Infatti di assoluta gravità è la stessa istituzione di questo equivoco “Giorno del ricordo”, che in sostanza consiste nel riconoscimento da parte della Repubblica italiana di una equiparazione tra vicende non comparabili. Come disse Franco Giordano nel motivare l'opposizione al provvedimento da parte di Rifondazione Comunista, unico gruppo politico presente in parlamento a votare contro questa legge, una simile legge significava considerare la vicenda del “confine orientale” pari a quella : del 25 aprile e di quella dell'Olocausto, in quanto stiamo parlando di fenomeni che non sono assolutamente equivalenti e la proposta di renderli equivalenti, in realtà allude ad un processo di revisionismo storico che cambia la natura dello Stato e della Costituzione antifascista”.
E in questo consiste la irrimediabile gravità di questa ricorrenza: essa legittima di fatto e di diritto la attività politica dei fascisti, che, come dimostrano drammaticamente gli episodi di San Colombano contro i profughi, non hanno affatto cambiato la loro natura; anzi si sono rafforzati e continuano la loro opera, approfittando anche dello spazio aperto dal “Giorno del ricordo” verso un futuro di autentica riconciliazione della nostra Repubblica”, come pure si disse in Parlamento in occasione della approvazione della legge da parte di un deputato del centro-sinistra. Ed anche a Brescia conosciamo bene chi si è dato da fare molto da fare per questa mortale “riconciliazione”.
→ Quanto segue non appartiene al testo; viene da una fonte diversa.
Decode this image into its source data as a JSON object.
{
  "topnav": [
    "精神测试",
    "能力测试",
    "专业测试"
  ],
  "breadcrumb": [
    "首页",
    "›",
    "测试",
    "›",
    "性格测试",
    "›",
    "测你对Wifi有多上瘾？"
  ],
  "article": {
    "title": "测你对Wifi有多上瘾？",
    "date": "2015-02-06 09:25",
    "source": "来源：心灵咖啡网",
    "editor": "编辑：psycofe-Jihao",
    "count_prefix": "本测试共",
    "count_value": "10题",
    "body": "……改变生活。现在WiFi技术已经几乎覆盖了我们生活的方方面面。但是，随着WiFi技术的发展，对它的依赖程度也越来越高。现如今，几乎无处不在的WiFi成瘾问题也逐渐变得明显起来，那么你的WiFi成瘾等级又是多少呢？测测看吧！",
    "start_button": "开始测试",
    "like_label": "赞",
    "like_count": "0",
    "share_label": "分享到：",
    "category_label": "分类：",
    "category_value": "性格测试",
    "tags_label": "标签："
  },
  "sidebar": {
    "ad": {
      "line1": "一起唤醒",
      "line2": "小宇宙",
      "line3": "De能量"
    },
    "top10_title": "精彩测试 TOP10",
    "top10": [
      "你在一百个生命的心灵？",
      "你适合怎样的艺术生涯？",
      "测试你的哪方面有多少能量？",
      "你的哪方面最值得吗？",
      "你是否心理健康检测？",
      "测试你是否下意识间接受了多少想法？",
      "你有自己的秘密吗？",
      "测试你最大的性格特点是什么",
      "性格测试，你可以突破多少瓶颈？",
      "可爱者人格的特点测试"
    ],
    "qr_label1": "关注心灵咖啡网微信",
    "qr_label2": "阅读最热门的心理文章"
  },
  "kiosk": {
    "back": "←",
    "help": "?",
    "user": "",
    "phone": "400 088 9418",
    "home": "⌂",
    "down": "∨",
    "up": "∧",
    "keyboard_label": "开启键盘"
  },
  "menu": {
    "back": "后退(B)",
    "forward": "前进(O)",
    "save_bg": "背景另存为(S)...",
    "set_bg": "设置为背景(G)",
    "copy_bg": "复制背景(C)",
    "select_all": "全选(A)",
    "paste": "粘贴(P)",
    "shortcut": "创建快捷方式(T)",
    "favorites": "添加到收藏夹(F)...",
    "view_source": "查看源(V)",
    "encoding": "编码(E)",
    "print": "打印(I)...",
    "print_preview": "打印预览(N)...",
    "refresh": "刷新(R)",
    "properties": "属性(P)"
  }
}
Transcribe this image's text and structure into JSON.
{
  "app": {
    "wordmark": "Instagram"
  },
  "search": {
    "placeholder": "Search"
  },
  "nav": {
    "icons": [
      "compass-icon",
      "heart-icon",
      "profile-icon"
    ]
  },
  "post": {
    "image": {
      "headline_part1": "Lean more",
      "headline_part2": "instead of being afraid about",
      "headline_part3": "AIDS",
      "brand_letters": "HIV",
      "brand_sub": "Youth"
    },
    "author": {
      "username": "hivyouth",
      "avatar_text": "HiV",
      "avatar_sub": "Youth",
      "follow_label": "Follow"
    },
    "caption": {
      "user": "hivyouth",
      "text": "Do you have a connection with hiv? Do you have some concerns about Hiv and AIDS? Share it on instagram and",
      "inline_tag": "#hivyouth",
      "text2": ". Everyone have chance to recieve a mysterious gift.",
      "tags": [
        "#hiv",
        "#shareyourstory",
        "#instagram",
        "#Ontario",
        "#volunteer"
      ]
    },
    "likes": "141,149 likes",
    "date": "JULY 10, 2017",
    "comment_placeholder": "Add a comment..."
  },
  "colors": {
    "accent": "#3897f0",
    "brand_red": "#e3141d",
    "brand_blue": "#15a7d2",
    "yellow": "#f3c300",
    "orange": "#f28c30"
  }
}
Ma perché è avvenuto questo rovesciamento? La risposta possiamo probabilmente trovarla negli ultimissimi fatti “internazionali”. È chiaro per noi che “l'autentica riconciliazione della Repubblica” per molti è, del tutto coscientemente, funzionale alla proiezione italiana nelle peggiori avventure neocoloniali, ad esempio nella prossima campagna di Libia. Reversione alla quale, ricordiamolo, ha dato un potente impulso l'ex presidente della Repubblica Giorgio Napolitano, che nel 2007 e nel 2008 ha dettato la linea su entrambi fronti, quello del “confine orientale” e quello degli interventi armati all'estero: la “riconciliazione” dovrebbe fare degli italiani un unico blocco a sostegno di queste politiche. E ad un simile progetto noi, con le nostre forze, continueremo ad opporci.